The Development of Custom Parallel Computing Applications study conducted by the Simon Management Group surveyed more than 500 users of parallel high-performance computers (HPCs) from a range of industries including education, government, aerospace, healthcare, manufacturing, geo-sciences, bio-sciences and semiconductor. The report examines the software tools currently used, probes current application development environments, practices, and limitations, and catalogues critical issues and bottlenecks.
The study indicates that parallel code writing, programming efficiency, translation, debugging and limits of HPC software are the most frequently cited bottlenecks across all industries. Respondents indicated there is an urgent need to shorten the application development time of custom algorithms and models.
The largest category of respondents (42.3 per cent) said that a typical project takes six months to complete, yet nearly 20 percent of respondents’ projects consume two to three years of their time.

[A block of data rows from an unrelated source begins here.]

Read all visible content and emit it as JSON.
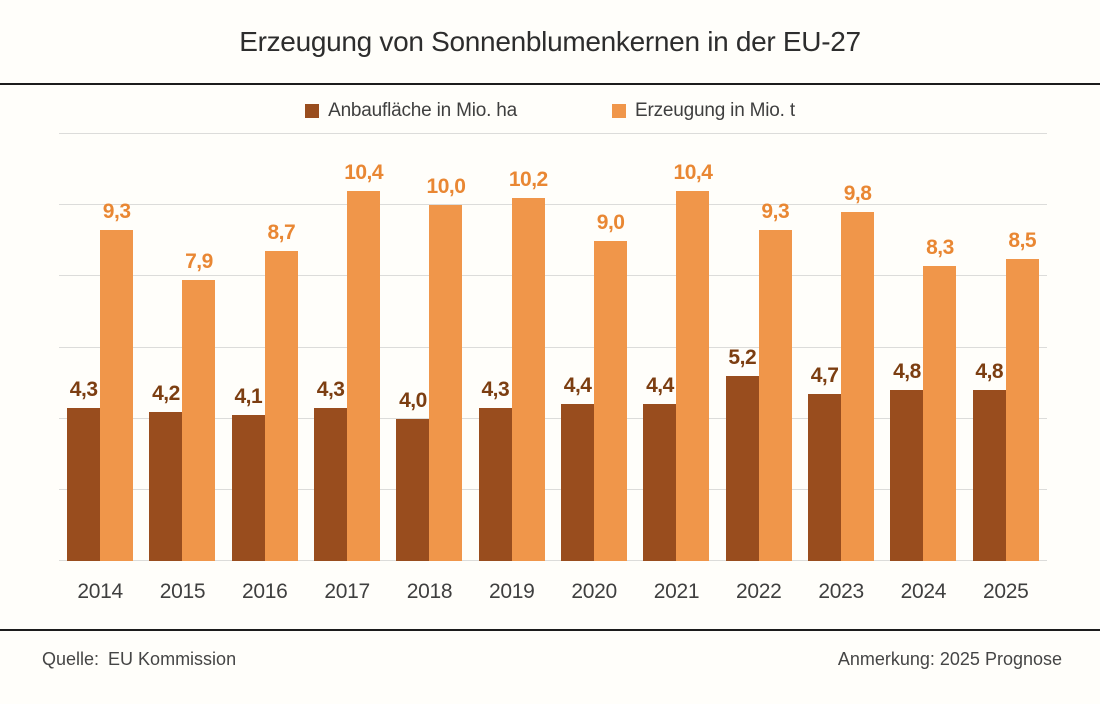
{
  "title": "Erzeugung von Sonnenblumenkernen in der EU-27",
  "legend": {
    "area_label": "Anbaufläche in Mio. ha",
    "production_label": "Erzeugung in Mio. t"
  },
  "footer": {
    "source_label": "Quelle:",
    "source_value": "EU Kommission",
    "note": "Anmerkung: 2025 Prognose"
  },
  "colors": {
    "background": "#FFFEFA",
    "title_text": "#2D2D2D",
    "axis_text": "#3F3F3F",
    "rule": "#1C1C1C",
    "gridline": "#DCDCDA",
    "area_bar": "#994D1E",
    "area_value_label": "#7C3E11",
    "production_bar": "#F0964A",
    "production_value_label": "#E98733"
  },
  "chart_data": {
    "type": "bar",
    "title": "Erzeugung von Sonnenblumenkernen in der EU-27",
    "categories": [
      "2014",
      "2015",
      "2016",
      "2017",
      "2018",
      "2019",
      "2020",
      "2021",
      "2022",
      "2023",
      "2024",
      "2025"
    ],
    "series": [
      {
        "name": "Anbaufläche in Mio. ha",
        "values": [
          4.3,
          4.2,
          4.1,
          4.3,
          4.0,
          4.3,
          4.4,
          4.4,
          5.2,
          4.7,
          4.8,
          4.8
        ],
        "color": "#994D1E",
        "label_color": "#7C3E11"
      },
      {
        "name": "Erzeugung in Mio. t",
        "values": [
          9.3,
          7.9,
          8.7,
          10.4,
          10.0,
          10.2,
          9.0,
          10.4,
          9.3,
          9.8,
          8.3,
          8.5
        ],
        "color": "#F0964A",
        "label_color": "#E98733"
      }
    ],
    "xlabel": "",
    "ylabel": "",
    "ylim": [
      0,
      12
    ],
    "grid_step": 2,
    "grid": true,
    "legend_position": "top",
    "value_labels": true,
    "decimal_separator": ","
  }
}
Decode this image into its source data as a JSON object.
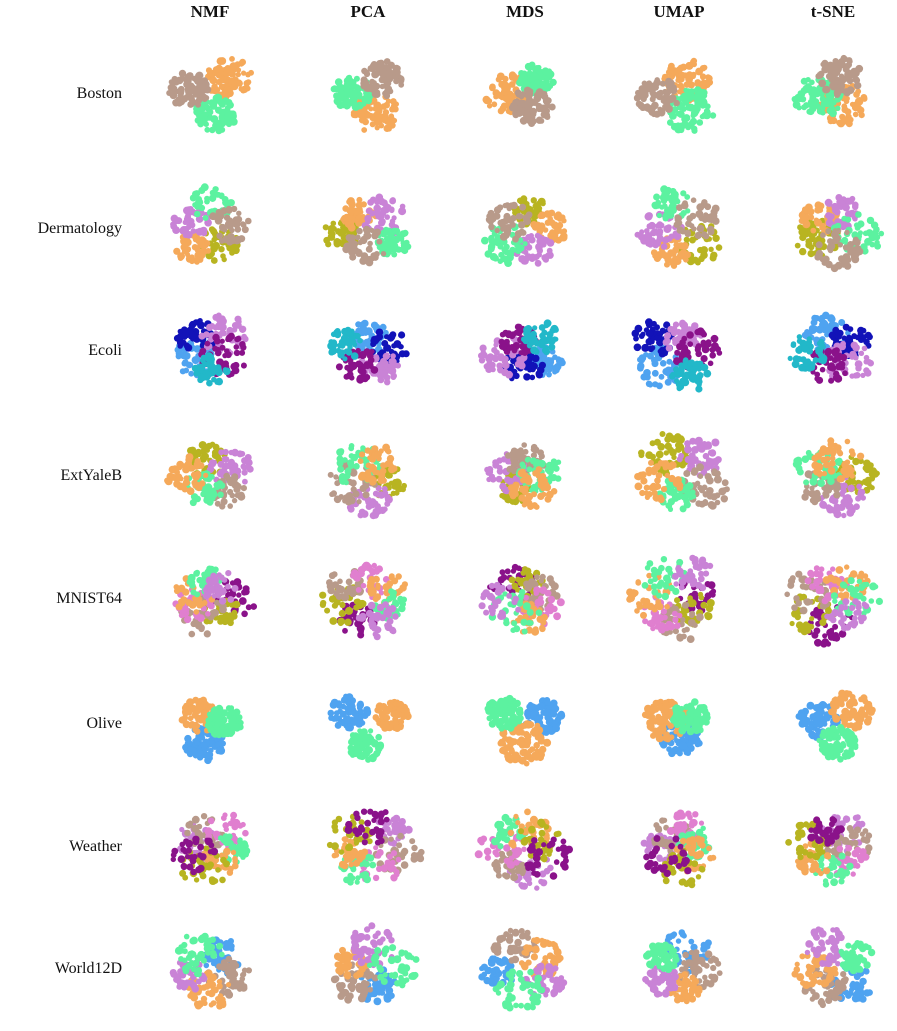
{
  "columns": [
    {
      "key": "nmf",
      "label": "NMF"
    },
    {
      "key": "pca",
      "label": "PCA"
    },
    {
      "key": "mds",
      "label": "MDS"
    },
    {
      "key": "umap",
      "label": "UMAP"
    },
    {
      "key": "tsne",
      "label": "t-SNE"
    }
  ],
  "rows": [
    {
      "key": "boston",
      "label": "Boston"
    },
    {
      "key": "dermatology",
      "label": "Dermatology"
    },
    {
      "key": "ecoli",
      "label": "Ecoli"
    },
    {
      "key": "extyaleb",
      "label": "ExtYaleB"
    },
    {
      "key": "mnist64",
      "label": "MNIST64"
    },
    {
      "key": "olive",
      "label": "Olive"
    },
    {
      "key": "weather",
      "label": "Weather"
    },
    {
      "key": "world12d",
      "label": "World12D"
    }
  ],
  "palette": {
    "orange": "#F5A95A",
    "green": "#5CF2A0",
    "taupe": "#B89A8A",
    "violet": "#C983D6",
    "olive": "#B8B421",
    "blue": "#4FA3F0",
    "navy": "#1212B8",
    "purple": "#8A128A",
    "teal": "#22B8C9",
    "pink": "#E07FCF"
  },
  "chart_data": {
    "type": "scatter",
    "title": "",
    "description_type": "grid of 2D cluster embeddings",
    "cluster_colors_per_row": {
      "boston": [
        "orange",
        "green",
        "taupe"
      ],
      "dermatology": [
        "olive",
        "orange",
        "violet",
        "green",
        "taupe"
      ],
      "ecoli": [
        "blue",
        "navy",
        "violet",
        "purple",
        "teal"
      ],
      "extyaleb": [
        "olive",
        "violet",
        "taupe",
        "green",
        "orange"
      ],
      "mnist64": [
        "purple",
        "olive",
        "taupe",
        "pink",
        "orange",
        "green",
        "violet"
      ],
      "olive": [
        "blue",
        "orange",
        "green"
      ],
      "weather": [
        "violet",
        "taupe",
        "pink",
        "green",
        "orange",
        "olive",
        "purple"
      ],
      "world12d": [
        "blue",
        "taupe",
        "orange",
        "violet",
        "green"
      ]
    }
  }
}
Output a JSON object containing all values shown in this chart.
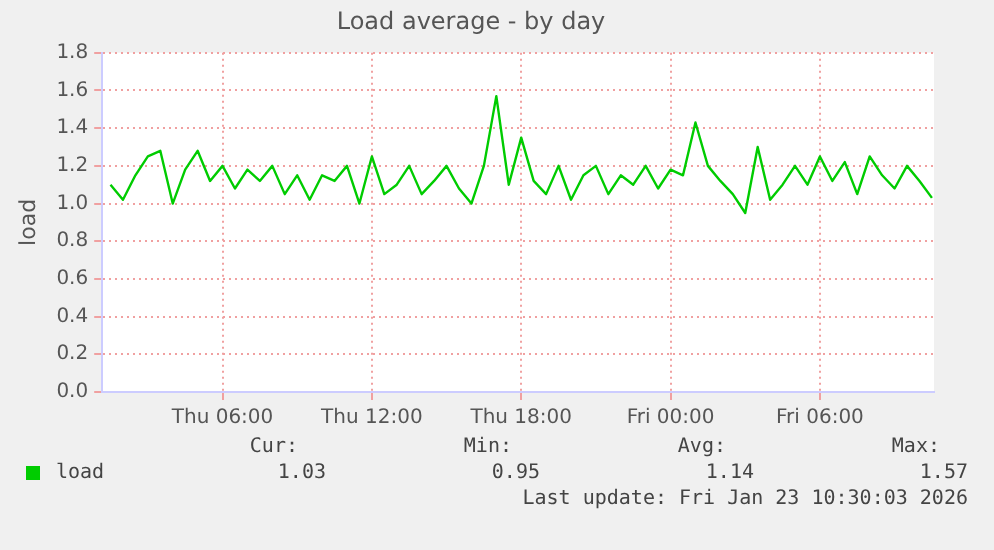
{
  "chart_data": {
    "type": "line",
    "title": "Load average - by day",
    "ylabel": "load",
    "x": [
      "2026-01-22T01:30",
      "2026-01-22T02:00",
      "2026-01-22T02:30",
      "2026-01-22T03:00",
      "2026-01-22T03:30",
      "2026-01-22T04:00",
      "2026-01-22T04:30",
      "2026-01-22T05:00",
      "2026-01-22T05:30",
      "2026-01-22T06:00",
      "2026-01-22T06:30",
      "2026-01-22T07:00",
      "2026-01-22T07:30",
      "2026-01-22T08:00",
      "2026-01-22T08:30",
      "2026-01-22T09:00",
      "2026-01-22T09:30",
      "2026-01-22T10:00",
      "2026-01-22T10:30",
      "2026-01-22T11:00",
      "2026-01-22T11:30",
      "2026-01-22T12:00",
      "2026-01-22T12:30",
      "2026-01-22T13:00",
      "2026-01-22T13:30",
      "2026-01-22T14:00",
      "2026-01-22T14:30",
      "2026-01-22T15:00",
      "2026-01-22T15:30",
      "2026-01-22T16:00",
      "2026-01-22T16:30",
      "2026-01-22T17:00",
      "2026-01-22T17:30",
      "2026-01-22T18:00",
      "2026-01-22T18:30",
      "2026-01-22T19:00",
      "2026-01-22T19:30",
      "2026-01-22T20:00",
      "2026-01-22T20:30",
      "2026-01-22T21:00",
      "2026-01-22T21:30",
      "2026-01-22T22:00",
      "2026-01-22T22:30",
      "2026-01-22T23:00",
      "2026-01-22T23:30",
      "2026-01-23T00:00",
      "2026-01-23T00:30",
      "2026-01-23T01:00",
      "2026-01-23T01:30",
      "2026-01-23T02:00",
      "2026-01-23T02:30",
      "2026-01-23T03:00",
      "2026-01-23T03:30",
      "2026-01-23T04:00",
      "2026-01-23T04:30",
      "2026-01-23T05:00",
      "2026-01-23T05:30",
      "2026-01-23T06:00",
      "2026-01-23T06:30",
      "2026-01-23T07:00",
      "2026-01-23T07:30",
      "2026-01-23T08:00",
      "2026-01-23T08:30",
      "2026-01-23T09:00",
      "2026-01-23T09:30",
      "2026-01-23T10:00",
      "2026-01-23T10:30"
    ],
    "series": [
      {
        "name": "load",
        "color": "#00cc00",
        "values": [
          1.1,
          1.02,
          1.15,
          1.25,
          1.28,
          1.0,
          1.18,
          1.28,
          1.12,
          1.2,
          1.08,
          1.18,
          1.12,
          1.2,
          1.05,
          1.15,
          1.02,
          1.15,
          1.12,
          1.2,
          1.0,
          1.25,
          1.05,
          1.1,
          1.2,
          1.05,
          1.12,
          1.2,
          1.08,
          1.0,
          1.2,
          1.57,
          1.1,
          1.35,
          1.12,
          1.05,
          1.2,
          1.02,
          1.15,
          1.2,
          1.05,
          1.15,
          1.1,
          1.2,
          1.08,
          1.18,
          1.15,
          1.43,
          1.2,
          1.12,
          1.05,
          0.95,
          1.3,
          1.02,
          1.1,
          1.2,
          1.1,
          1.25,
          1.12,
          1.22,
          1.05,
          1.25,
          1.15,
          1.08,
          1.2,
          1.12,
          1.03
        ]
      }
    ],
    "xlim": [
      "2026-01-22T01:10",
      "2026-01-23T10:35"
    ],
    "xticks": [
      {
        "value": "2026-01-22T06:00",
        "label": "Thu 06:00"
      },
      {
        "value": "2026-01-22T12:00",
        "label": "Thu 12:00"
      },
      {
        "value": "2026-01-22T18:00",
        "label": "Thu 18:00"
      },
      {
        "value": "2026-01-23T00:00",
        "label": "Fri 00:00"
      },
      {
        "value": "2026-01-23T06:00",
        "label": "Fri 06:00"
      }
    ],
    "ylim": [
      0,
      1.8
    ],
    "yticks": [
      {
        "value": 0,
        "label": "0.0"
      },
      0.2,
      0.4,
      0.6,
      0.8,
      {
        "value": 1,
        "label": "1.0"
      },
      1.2,
      1.4,
      1.6,
      1.8
    ],
    "grid": true,
    "legend": "bottom left",
    "line_style": "solid",
    "marker": "none",
    "annotations": [
      "Cur:",
      "Min:",
      "Avg:",
      "Max:",
      "1.03",
      "0.95",
      "1.14",
      "1.57",
      "Last update: Fri Jan 23 10:30:03 2026"
    ]
  }
}
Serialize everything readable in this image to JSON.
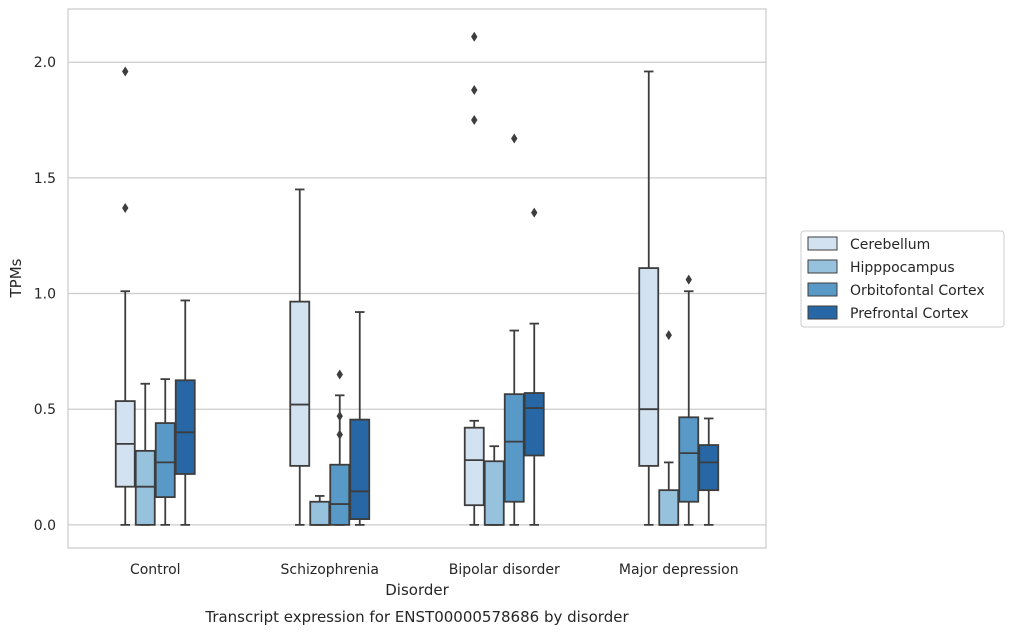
{
  "chart_data": {
    "type": "box",
    "title": "",
    "caption": "Transcript expression for ENST00000578686 by disorder",
    "xlabel": "Disorder",
    "ylabel": "TPMs",
    "ylim": [
      -0.1,
      2.23
    ],
    "yticks": [
      "0.0",
      "0.5",
      "1.0",
      "1.5",
      "2.0"
    ],
    "grid": "horizontal",
    "legend_position": "right",
    "categories": [
      "Control",
      "Schizophrenia",
      "Bipolar disorder",
      "Major depression"
    ],
    "series": [
      {
        "name": "Cerebellum",
        "color": "#d3e2f1",
        "boxes": [
          {
            "whislo": 0.0,
            "q1": 0.165,
            "med": 0.35,
            "q3": 0.535,
            "whishi": 1.01,
            "fliers": [
              1.37,
              1.96
            ]
          },
          {
            "whislo": 0.0,
            "q1": 0.255,
            "med": 0.52,
            "q3": 0.965,
            "whishi": 1.45,
            "fliers": []
          },
          {
            "whislo": 0.0,
            "q1": 0.085,
            "med": 0.28,
            "q3": 0.42,
            "whishi": 0.45,
            "fliers": [
              1.75,
              1.88,
              2.11
            ]
          },
          {
            "whislo": 0.0,
            "q1": 0.255,
            "med": 0.5,
            "q3": 1.11,
            "whishi": 1.96,
            "fliers": []
          }
        ]
      },
      {
        "name": "Hipppocampus",
        "color": "#97c2de",
        "boxes": [
          {
            "whislo": 0.0,
            "q1": 0.0,
            "med": 0.165,
            "q3": 0.32,
            "whishi": 0.61,
            "fliers": []
          },
          {
            "whislo": 0.0,
            "q1": 0.0,
            "med": 0.0,
            "q3": 0.1,
            "whishi": 0.125,
            "fliers": []
          },
          {
            "whislo": 0.0,
            "q1": 0.0,
            "med": 0.0,
            "q3": 0.275,
            "whishi": 0.34,
            "fliers": []
          },
          {
            "whislo": 0.0,
            "q1": 0.0,
            "med": 0.0,
            "q3": 0.15,
            "whishi": 0.27,
            "fliers": [
              0.82
            ]
          }
        ]
      },
      {
        "name": "Orbitofontal Cortex",
        "color": "#5899c8",
        "boxes": [
          {
            "whislo": 0.0,
            "q1": 0.12,
            "med": 0.27,
            "q3": 0.44,
            "whishi": 0.63,
            "fliers": []
          },
          {
            "whislo": 0.0,
            "q1": 0.0,
            "med": 0.09,
            "q3": 0.26,
            "whishi": 0.56,
            "fliers": [
              0.39,
              0.47,
              0.65
            ]
          },
          {
            "whislo": 0.0,
            "q1": 0.1,
            "med": 0.36,
            "q3": 0.565,
            "whishi": 0.84,
            "fliers": [
              1.67
            ]
          },
          {
            "whislo": 0.0,
            "q1": 0.1,
            "med": 0.31,
            "q3": 0.465,
            "whishi": 1.01,
            "fliers": [
              1.06
            ]
          }
        ]
      },
      {
        "name": "Prefrontal Cortex",
        "color": "#2767a6",
        "boxes": [
          {
            "whislo": 0.0,
            "q1": 0.22,
            "med": 0.4,
            "q3": 0.625,
            "whishi": 0.97,
            "fliers": []
          },
          {
            "whislo": 0.0,
            "q1": 0.025,
            "med": 0.145,
            "q3": 0.455,
            "whishi": 0.92,
            "fliers": []
          },
          {
            "whislo": 0.0,
            "q1": 0.3,
            "med": 0.505,
            "q3": 0.57,
            "whishi": 0.87,
            "fliers": [
              1.35
            ]
          },
          {
            "whislo": 0.0,
            "q1": 0.15,
            "med": 0.27,
            "q3": 0.345,
            "whishi": 0.46,
            "fliers": []
          }
        ]
      }
    ]
  },
  "colors": {
    "outline": "#3d3d3d",
    "grid": "#cccccc",
    "frame": "#cccccc"
  }
}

The majority of parallel application prototypes (65 per cent) are developed in very high-level languages (VHLLs) such as Matlab, Mathematica, Python, and R. While C and Fortran are frequently used to prototype, respondents overwhelmingly said they would prefer to work with an interactive desktop tool if the prototype could be easily bridged to work with HPC servers.
The disconnect stems from the fact that desktop computers cannot handle the processing and memory requirements of the huge amounts of data that many scientific and engineering problems analyse. The problem is only getting worse; according to the study, the average median-sized data set used in a technical computing application today ranges from 10 to 45Gb and is expected to swell to 200 to 600Gb in just three years.
'This study demonstrates that programming tools have not kept pace with the advances in the computing hardware and affordability of high-performance computers,' said Peter Simon, president of Simon Management Group.